Like something straight out of science fiction, an attacker with a powerful antenna could be up to a half mile away from a victim yet launch a wireless hack to remotely control an insulin pump and potentially kill the victim.
Security researcher Jay Radcliffe is a diabetic who is connected to an insulin pump and glucose monitor at all times. He said that combination of devices turned him into a Human SCADA system. Radcliffe decided to find out if proprietary wireless communication could be reverse-engineered and a device used to launch an injection attack that would manipulate a diabetic's insulin and possibly cause a patient's death. At the Black Hat security conference, Radcliffe is sharing his findings in his presentation called, "Hacking Medical Devices for Fun and Insulin: Breaking the Human SCADA System."
All wireless devices are susceptible to eavesdropping and that includes medical devices like pacemakers, defibrillators and insulin pumps. I read about this in 2008 when a group of computer scientists published their research entitled, "Pacemakers and Implantable Cardiac Defibrillators: Software Radio Attacks and Zero-Power Defenses" [PDF], highlighting how an malicious party could use an antenna, radio hardware, and a PC to wirelessly deliver a potentially lethal shock to an implantable cardiac defibrillator (ICD). Then I read a fictionalized heart hacking version in which cyber-terrorist hackers were wirelessly exploiting vulnerabilities in pacemakers and insulin pumps to carry out untraceable assassinations against political targets.
After conducting his research, Radcliffe told the Associated Press, "My initial reaction was that this was really cool from a technical perspective. The second reaction was one of maybe sheer terror, to know that there's no security around the devices which are a very active part of keeping me alive."
According to Radcliffe, an attacker could intercept wireless signals and then broadcast a stronger signal to change the blood-sugar level readout on an insulin pump so that the person wearing the pump would adjust their insulin dosage. If done repeatedly, it could kill a person. Radcliffe suggested scenarios where an attacker could be within a couple hundred feet of a victim, like being on the same airplane or on the same hospital floor, and then launch a wireless attack against the medical device. He added that with a powerful enough antenna, the malicious party could launch an attack from up to a half mile away.
Research scientist Nathanael Paul, who also wears an insulin pump, started worrying about potentially fatal wireless attacks. Last year, Paul told CNN, "If your computer fails, no one dies. If your insulin pump fails, you have problems." He and other researchers have been working on security solutions like passwords for pacemakers and other embedded medical devices. FDA spokeswoman Karen Riley said, "The FDA shares concerns about the security and privacy of medical devices and emphasizes security as a key element of device design."

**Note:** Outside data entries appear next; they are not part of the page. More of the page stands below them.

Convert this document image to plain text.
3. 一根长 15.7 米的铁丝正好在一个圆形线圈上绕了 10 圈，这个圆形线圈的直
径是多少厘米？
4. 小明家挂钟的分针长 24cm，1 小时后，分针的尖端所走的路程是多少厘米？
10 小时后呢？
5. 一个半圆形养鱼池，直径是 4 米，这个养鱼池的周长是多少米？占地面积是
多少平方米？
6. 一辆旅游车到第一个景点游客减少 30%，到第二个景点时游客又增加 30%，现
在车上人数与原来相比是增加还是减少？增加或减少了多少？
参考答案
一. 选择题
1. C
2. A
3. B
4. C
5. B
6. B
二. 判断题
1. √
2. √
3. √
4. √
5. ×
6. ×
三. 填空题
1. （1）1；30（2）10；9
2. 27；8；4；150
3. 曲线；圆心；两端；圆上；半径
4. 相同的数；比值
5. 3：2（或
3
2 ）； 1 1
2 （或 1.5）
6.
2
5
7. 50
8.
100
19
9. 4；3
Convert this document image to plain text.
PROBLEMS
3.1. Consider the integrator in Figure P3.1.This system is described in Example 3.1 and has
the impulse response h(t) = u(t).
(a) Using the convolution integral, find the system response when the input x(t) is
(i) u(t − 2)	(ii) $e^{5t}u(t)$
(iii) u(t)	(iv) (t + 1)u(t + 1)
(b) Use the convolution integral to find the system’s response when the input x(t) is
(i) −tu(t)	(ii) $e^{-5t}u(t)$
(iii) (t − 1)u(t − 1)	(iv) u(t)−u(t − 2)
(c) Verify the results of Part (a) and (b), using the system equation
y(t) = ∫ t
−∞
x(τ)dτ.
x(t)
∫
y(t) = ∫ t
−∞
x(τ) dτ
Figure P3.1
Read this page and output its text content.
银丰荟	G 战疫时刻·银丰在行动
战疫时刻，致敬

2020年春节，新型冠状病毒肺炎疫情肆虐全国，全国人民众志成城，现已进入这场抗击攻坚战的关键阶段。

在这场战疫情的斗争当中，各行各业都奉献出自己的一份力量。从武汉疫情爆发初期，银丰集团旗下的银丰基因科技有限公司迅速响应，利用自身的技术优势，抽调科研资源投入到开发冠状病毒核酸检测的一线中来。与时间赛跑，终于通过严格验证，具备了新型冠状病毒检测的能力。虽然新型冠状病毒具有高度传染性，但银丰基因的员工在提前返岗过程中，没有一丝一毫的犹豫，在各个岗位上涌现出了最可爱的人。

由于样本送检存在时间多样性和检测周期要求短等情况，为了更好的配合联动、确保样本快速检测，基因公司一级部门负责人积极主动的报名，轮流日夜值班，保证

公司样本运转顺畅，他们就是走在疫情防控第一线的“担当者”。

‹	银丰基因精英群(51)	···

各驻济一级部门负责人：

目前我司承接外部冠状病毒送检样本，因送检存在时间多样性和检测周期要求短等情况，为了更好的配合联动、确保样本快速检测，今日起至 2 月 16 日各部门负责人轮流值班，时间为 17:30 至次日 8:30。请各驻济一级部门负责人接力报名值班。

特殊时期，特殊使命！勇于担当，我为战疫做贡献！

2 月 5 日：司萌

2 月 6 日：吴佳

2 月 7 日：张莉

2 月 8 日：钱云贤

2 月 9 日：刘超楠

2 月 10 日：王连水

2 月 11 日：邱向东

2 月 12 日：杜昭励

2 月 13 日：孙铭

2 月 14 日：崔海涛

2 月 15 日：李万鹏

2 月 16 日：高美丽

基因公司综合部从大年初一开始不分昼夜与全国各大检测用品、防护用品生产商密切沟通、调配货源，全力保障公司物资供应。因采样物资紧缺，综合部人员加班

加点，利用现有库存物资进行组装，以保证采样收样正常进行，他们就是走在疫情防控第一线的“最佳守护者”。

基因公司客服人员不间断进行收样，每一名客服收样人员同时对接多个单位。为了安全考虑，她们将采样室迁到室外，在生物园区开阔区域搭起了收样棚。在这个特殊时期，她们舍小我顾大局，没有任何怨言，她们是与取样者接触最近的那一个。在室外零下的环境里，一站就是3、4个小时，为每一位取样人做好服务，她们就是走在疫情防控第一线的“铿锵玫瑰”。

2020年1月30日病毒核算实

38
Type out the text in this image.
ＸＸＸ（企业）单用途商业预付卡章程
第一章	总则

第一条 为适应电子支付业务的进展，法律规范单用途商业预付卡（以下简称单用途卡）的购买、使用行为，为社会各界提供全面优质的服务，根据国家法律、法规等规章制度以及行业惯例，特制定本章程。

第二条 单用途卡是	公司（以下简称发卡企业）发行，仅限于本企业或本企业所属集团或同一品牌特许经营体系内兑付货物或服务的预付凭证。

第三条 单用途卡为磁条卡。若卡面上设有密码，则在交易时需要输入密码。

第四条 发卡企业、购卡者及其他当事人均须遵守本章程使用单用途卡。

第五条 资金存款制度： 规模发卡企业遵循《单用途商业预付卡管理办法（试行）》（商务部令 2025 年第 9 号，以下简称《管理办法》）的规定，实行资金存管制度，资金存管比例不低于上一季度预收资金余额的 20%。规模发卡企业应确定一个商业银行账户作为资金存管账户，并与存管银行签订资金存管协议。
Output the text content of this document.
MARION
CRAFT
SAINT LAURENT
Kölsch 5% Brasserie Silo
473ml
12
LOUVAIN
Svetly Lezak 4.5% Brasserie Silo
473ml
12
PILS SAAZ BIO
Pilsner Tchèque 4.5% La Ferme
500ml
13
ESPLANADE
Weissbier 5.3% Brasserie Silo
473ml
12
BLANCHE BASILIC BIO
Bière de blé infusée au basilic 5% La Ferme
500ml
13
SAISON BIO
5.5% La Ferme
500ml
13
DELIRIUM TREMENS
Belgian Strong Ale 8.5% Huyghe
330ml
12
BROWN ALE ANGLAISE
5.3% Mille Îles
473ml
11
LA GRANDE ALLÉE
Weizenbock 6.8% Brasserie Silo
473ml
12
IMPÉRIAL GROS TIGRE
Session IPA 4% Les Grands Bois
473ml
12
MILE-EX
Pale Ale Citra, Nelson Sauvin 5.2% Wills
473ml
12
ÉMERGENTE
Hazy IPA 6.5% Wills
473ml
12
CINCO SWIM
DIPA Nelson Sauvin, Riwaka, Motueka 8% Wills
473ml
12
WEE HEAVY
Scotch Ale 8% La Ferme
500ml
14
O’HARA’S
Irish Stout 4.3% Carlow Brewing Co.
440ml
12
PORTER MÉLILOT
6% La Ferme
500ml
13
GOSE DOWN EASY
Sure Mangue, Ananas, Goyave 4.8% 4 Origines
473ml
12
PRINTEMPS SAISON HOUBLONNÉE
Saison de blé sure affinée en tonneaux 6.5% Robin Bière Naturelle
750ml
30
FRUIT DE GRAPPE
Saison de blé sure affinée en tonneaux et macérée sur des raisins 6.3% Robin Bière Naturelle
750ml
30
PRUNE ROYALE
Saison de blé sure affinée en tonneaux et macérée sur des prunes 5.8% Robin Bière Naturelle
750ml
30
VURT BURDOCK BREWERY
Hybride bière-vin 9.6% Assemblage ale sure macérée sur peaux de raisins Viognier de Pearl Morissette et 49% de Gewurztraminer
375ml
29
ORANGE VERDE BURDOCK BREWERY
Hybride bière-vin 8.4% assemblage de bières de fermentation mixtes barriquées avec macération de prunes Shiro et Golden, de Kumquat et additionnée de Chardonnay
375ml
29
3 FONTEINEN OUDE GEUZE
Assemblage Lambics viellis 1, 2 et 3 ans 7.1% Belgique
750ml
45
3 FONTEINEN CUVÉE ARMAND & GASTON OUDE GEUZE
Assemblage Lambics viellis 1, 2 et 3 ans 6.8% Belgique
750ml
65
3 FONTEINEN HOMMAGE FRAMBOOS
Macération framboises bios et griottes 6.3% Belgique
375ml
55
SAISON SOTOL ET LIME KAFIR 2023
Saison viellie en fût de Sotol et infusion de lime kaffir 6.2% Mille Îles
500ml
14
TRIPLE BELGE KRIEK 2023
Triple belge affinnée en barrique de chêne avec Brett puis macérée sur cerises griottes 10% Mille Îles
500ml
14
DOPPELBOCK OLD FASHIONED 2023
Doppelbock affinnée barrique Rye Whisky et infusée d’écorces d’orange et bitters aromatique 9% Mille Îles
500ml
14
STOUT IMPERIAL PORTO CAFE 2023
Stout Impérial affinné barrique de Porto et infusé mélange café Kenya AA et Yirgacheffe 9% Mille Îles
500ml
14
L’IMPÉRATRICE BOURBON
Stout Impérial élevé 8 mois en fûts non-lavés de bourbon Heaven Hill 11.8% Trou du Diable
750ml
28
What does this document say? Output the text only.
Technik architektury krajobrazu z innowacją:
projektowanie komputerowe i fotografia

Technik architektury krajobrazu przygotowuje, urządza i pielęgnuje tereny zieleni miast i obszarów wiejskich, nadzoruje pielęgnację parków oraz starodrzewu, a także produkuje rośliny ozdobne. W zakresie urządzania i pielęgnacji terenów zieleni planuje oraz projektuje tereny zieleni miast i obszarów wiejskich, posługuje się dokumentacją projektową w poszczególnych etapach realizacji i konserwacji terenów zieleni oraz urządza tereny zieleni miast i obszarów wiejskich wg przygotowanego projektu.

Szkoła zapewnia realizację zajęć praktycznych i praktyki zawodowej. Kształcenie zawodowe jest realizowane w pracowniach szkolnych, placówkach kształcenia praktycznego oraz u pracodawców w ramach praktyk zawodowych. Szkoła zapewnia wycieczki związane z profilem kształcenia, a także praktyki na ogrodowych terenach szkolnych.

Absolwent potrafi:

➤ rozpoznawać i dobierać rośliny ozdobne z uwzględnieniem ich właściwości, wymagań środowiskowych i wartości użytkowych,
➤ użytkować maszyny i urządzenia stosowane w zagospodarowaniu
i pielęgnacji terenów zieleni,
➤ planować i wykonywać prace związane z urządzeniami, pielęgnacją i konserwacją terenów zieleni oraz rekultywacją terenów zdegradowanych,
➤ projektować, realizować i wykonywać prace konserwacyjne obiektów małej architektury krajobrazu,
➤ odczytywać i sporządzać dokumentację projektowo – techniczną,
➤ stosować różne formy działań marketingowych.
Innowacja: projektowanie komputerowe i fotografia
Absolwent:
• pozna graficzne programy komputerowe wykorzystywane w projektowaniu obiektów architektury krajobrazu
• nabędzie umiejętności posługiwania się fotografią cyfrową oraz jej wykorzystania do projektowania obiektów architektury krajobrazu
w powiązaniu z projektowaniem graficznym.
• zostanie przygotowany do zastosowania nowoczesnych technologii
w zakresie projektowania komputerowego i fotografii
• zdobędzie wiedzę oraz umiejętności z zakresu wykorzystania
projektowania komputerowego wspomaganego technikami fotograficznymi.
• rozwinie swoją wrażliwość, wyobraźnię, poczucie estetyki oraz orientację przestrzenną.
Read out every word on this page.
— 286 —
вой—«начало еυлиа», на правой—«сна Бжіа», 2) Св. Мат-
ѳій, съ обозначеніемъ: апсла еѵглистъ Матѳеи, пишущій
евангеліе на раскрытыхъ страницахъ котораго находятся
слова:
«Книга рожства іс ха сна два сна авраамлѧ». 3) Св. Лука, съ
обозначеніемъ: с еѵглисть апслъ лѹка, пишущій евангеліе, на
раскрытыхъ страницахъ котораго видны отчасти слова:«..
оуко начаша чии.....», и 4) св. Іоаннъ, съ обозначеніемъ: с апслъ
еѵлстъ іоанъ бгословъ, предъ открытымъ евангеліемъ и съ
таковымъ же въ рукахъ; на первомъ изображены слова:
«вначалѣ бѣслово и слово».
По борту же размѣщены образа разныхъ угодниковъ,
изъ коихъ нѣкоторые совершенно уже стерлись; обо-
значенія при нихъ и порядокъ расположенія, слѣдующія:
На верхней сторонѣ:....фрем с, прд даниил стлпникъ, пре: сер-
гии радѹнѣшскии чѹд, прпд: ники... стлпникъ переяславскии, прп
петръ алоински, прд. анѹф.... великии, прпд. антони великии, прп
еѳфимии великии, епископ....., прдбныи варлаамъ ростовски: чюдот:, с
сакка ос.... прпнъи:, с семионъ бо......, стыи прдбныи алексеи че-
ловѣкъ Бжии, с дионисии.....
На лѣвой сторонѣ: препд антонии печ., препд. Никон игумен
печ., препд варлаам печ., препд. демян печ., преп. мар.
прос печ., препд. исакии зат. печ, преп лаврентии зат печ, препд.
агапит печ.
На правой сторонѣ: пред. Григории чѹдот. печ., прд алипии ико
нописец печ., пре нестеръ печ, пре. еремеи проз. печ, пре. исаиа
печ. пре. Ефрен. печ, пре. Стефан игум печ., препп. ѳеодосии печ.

Why would someone hack implantable medical devices in the real world? In the April 2010 edition of the New England Journal of Medicine, Dr. William Maisel, an assistant professor at Harvard Medical School, gave some examples. "Motivation for such actions might include the acquisition of private information for financial gain or competitive advantage; damage to a device manufacturer's reputation; sabotage by a disgruntled employee, dissatisfied customer or terrorist to inflict financial or personal injury; or simply the satisfaction of the attacker's ego." In May 2011, Dr. Dale Nordenberg warned that even with data security features, medical devices are prone to malicious attacks. The MDISS Consortium "is working to define the scope of medical device security and safety issues, such as the rate of problems with implantable defibrillators and linear accelerators."
While not quite the same caliber of drama like hacking a heart or an insulin pump, griefers launched an attack in 2008 against epilepsy patients. Launched via computer, the flashing images on the forum were meant to trigger migraines and induce seizures in some users. It was thought to be the "first computer attack to inflict physical harm" on victims.
Like so many other vulnerabilities demonstrated at security conferences, will an attacker use Jay Radcliffe's dramatic research to fatally hack insulin pumps? While the thought is as improbable as it is terrifying, it's not impossible. Like in the geeky science fiction novel, if a medical device embedded in the body were to glitch out, seemingly malfunction, and cause a target's death, who would think to look at it as a long-range wireless assassination which left no smoking gun?